Dave G. writes, "I stumbled across this fairly innocent-looking line while implementing some new features:"

int _applicationId = SetApplicationId();

"My curiosity got the better of me, and I went to the definition of the SetApplicationId() method."

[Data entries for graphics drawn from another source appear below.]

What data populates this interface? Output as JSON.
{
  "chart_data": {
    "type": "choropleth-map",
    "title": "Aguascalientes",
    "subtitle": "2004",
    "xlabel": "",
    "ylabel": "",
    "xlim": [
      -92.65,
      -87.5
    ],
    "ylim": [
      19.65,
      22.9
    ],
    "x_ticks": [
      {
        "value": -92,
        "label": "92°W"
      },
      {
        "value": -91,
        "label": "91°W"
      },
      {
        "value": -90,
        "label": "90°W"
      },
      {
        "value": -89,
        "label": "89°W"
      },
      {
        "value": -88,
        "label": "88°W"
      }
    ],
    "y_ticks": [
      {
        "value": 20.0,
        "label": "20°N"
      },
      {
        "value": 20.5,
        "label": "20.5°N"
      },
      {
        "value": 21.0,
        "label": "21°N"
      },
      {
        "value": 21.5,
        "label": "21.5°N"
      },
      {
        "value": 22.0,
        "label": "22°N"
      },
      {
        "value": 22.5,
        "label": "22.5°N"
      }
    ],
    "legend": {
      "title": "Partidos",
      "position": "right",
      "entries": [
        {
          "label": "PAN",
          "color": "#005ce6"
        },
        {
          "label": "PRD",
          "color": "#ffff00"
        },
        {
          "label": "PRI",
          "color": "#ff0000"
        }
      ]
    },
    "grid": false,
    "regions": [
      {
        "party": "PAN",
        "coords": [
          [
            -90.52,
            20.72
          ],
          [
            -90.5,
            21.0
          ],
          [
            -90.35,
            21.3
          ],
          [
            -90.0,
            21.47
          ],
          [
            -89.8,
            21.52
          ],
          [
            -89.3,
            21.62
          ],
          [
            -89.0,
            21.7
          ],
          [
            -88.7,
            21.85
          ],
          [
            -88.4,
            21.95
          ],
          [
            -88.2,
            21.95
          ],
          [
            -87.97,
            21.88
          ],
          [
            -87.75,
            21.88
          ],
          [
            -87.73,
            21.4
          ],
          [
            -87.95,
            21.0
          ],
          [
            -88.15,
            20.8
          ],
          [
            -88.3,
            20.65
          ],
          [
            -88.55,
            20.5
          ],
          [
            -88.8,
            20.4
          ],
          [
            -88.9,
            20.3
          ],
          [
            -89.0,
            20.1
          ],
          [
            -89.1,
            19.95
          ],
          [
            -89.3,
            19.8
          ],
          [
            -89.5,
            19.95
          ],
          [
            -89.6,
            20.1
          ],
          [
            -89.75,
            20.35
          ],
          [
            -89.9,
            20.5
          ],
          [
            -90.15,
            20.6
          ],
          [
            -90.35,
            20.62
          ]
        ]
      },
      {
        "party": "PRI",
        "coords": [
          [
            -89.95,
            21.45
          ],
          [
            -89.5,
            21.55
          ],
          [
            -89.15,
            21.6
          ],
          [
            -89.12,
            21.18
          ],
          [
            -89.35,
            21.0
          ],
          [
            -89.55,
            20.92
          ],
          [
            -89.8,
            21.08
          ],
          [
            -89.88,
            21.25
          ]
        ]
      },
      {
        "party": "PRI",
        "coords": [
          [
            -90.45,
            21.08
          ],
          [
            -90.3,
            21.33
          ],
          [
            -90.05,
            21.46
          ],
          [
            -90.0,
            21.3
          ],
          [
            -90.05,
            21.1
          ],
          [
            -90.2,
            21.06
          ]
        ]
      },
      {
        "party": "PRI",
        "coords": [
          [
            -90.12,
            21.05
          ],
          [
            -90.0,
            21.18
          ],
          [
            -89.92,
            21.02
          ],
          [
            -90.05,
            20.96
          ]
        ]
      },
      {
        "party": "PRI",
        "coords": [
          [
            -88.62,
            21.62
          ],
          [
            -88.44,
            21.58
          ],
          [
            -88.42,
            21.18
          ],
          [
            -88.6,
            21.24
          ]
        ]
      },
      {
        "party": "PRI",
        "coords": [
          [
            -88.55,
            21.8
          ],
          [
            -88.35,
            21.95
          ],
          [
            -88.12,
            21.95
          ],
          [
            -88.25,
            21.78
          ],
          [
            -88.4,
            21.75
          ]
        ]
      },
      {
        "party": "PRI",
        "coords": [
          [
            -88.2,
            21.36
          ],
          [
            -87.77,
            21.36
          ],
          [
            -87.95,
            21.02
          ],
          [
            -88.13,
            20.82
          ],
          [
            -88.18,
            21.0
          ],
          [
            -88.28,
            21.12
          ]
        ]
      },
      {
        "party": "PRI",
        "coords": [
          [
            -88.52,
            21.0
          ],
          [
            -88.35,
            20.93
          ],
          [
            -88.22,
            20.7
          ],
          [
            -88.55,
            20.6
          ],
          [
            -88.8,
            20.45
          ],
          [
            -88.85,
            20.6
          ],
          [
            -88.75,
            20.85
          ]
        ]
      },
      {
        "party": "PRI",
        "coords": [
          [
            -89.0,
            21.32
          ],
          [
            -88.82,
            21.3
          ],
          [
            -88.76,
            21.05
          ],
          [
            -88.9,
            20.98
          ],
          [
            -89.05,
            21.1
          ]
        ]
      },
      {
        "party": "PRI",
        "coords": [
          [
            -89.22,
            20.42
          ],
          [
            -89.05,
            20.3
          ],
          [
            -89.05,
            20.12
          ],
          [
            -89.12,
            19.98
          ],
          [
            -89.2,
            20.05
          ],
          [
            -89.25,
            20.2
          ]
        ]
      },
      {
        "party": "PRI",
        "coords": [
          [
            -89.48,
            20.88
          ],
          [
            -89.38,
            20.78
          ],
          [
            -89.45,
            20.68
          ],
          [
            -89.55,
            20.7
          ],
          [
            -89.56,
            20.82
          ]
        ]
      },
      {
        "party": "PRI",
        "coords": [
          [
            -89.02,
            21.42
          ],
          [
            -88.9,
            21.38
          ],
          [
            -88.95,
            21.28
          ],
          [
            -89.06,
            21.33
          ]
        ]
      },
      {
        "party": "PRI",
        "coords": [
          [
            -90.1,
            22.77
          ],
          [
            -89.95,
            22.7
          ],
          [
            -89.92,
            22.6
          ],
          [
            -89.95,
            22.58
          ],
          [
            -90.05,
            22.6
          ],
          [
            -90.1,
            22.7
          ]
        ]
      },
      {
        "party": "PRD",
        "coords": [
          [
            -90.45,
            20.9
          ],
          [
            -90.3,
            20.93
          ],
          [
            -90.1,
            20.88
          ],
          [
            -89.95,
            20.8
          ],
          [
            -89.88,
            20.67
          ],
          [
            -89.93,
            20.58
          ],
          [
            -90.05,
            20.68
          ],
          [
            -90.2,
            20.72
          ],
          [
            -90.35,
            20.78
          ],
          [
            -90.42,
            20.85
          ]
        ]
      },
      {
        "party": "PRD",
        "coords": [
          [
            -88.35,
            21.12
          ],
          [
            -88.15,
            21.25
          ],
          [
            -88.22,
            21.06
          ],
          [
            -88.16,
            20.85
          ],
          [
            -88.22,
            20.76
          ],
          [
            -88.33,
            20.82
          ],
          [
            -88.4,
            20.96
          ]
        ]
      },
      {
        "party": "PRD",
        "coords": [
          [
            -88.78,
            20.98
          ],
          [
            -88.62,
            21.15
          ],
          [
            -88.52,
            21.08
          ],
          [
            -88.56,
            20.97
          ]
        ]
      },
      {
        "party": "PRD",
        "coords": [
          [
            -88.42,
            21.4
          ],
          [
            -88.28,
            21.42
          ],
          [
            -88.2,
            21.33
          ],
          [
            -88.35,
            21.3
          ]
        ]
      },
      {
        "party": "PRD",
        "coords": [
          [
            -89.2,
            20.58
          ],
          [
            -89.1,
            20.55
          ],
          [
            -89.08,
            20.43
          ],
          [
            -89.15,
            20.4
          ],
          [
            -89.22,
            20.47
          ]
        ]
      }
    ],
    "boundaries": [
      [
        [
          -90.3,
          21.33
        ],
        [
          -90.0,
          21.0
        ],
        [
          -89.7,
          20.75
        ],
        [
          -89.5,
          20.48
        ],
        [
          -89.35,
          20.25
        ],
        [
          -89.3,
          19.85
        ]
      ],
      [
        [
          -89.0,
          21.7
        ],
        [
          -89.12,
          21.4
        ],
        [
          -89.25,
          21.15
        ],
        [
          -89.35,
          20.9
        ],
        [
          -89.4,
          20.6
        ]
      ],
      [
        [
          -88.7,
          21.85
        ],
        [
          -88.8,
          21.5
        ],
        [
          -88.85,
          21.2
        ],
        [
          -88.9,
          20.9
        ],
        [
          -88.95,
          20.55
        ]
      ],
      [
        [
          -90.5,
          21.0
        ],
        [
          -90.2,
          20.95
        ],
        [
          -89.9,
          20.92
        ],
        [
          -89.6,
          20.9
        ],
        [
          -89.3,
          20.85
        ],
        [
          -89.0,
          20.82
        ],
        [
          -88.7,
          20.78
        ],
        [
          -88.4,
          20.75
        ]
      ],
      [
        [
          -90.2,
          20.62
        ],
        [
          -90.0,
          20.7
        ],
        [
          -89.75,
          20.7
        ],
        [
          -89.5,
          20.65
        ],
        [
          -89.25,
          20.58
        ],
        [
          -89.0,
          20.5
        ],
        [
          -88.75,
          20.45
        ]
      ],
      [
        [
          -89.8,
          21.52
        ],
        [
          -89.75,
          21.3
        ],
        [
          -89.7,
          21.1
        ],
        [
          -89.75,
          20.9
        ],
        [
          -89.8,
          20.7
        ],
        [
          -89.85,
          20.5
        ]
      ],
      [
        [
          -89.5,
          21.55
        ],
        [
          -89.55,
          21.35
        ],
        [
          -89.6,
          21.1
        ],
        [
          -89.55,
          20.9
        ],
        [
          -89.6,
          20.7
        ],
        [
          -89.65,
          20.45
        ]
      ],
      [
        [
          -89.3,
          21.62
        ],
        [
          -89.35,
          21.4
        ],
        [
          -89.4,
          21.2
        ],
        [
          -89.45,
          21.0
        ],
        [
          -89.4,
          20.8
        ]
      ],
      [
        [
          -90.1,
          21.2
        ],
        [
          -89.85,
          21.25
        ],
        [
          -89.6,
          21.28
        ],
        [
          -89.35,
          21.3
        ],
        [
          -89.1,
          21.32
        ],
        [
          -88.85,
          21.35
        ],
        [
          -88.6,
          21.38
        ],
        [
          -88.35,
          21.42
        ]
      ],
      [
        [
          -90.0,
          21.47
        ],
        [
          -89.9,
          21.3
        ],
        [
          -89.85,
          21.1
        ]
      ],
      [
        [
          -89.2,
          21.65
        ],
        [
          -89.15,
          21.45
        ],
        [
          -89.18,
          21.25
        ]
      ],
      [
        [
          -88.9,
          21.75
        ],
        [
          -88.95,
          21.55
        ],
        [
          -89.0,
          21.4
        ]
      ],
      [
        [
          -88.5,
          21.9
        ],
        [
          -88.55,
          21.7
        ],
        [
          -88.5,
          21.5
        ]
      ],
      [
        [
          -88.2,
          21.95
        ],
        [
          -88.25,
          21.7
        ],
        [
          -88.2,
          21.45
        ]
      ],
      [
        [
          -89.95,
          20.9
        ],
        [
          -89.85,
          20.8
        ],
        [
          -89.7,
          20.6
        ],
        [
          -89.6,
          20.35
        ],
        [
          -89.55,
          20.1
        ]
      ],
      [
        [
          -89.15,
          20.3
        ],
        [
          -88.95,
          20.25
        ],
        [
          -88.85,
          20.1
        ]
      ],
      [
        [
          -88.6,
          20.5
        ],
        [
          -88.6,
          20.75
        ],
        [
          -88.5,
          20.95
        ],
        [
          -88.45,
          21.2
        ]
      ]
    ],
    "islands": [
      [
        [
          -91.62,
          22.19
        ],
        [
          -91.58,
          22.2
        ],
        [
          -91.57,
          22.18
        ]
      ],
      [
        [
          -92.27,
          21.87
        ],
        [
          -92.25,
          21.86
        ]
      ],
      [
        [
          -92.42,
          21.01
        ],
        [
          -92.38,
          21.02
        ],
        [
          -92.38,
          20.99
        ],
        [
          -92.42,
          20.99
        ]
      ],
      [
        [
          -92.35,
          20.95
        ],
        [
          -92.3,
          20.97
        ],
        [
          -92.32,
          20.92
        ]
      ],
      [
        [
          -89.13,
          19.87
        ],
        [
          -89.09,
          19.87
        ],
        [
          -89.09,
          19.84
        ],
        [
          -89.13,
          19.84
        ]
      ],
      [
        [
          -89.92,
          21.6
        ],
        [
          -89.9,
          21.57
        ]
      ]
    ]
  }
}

private int SetApplicationId()
{
    switch (ApplicationUserInfo.Current.ApplicationType.ToString())
    {
        case "Stradegy2": return Convert.ToInt32(ApplicationTypeEnum.Stradegy2);
        case "AdDetector": return Convert.ToInt32(ApplicationTypeEnum.AdDetector);
        case "MagAdvisor": return Convert.ToInt32(ApplicationTypeEnum.MagAdvisor);
        case "AdDetectorAlerts": return Convert.ToInt32(ApplicationTypeEnum.AdDetectorAlerts);
        case "MarketAdvisorAdTel": return Convert.ToInt32(ApplicationTypeEnum.MarketAdvisorAdTel);
        case "NewspaperAdvisor": return Convert.ToInt32(ApplicationTypeEnum.NewspaperAdvisor);
        case "MarketAdvisorMarketSpender": return Convert.ToInt32(ApplicationTypeEnum.MarketAdvisorMarketSpender);
        case "StradegyOnline": return Convert.ToInt32(ApplicationTypeEnum.StradegyOnline);
        case "AdSpender": return Convert.ToInt32(ApplicationTypeEnum.AdSpender);
        case "Evaliant": return Convert.ToInt32(ApplicationTypeEnum.Evaliant);
        case "eBooks": return Convert.ToInt32(ApplicationTypeEnum.eBooks);
        case "FrenchAdex": return Convert.ToInt32(ApplicationTypeEnum.FrenchAdex);

    }
    return 0;
}

How many WTF's do you spot? Dave counted at least four. Bonus points for replacing this gem with one line, and note that the code is C# and ApplicationType is of type ApplicationTypeEnum.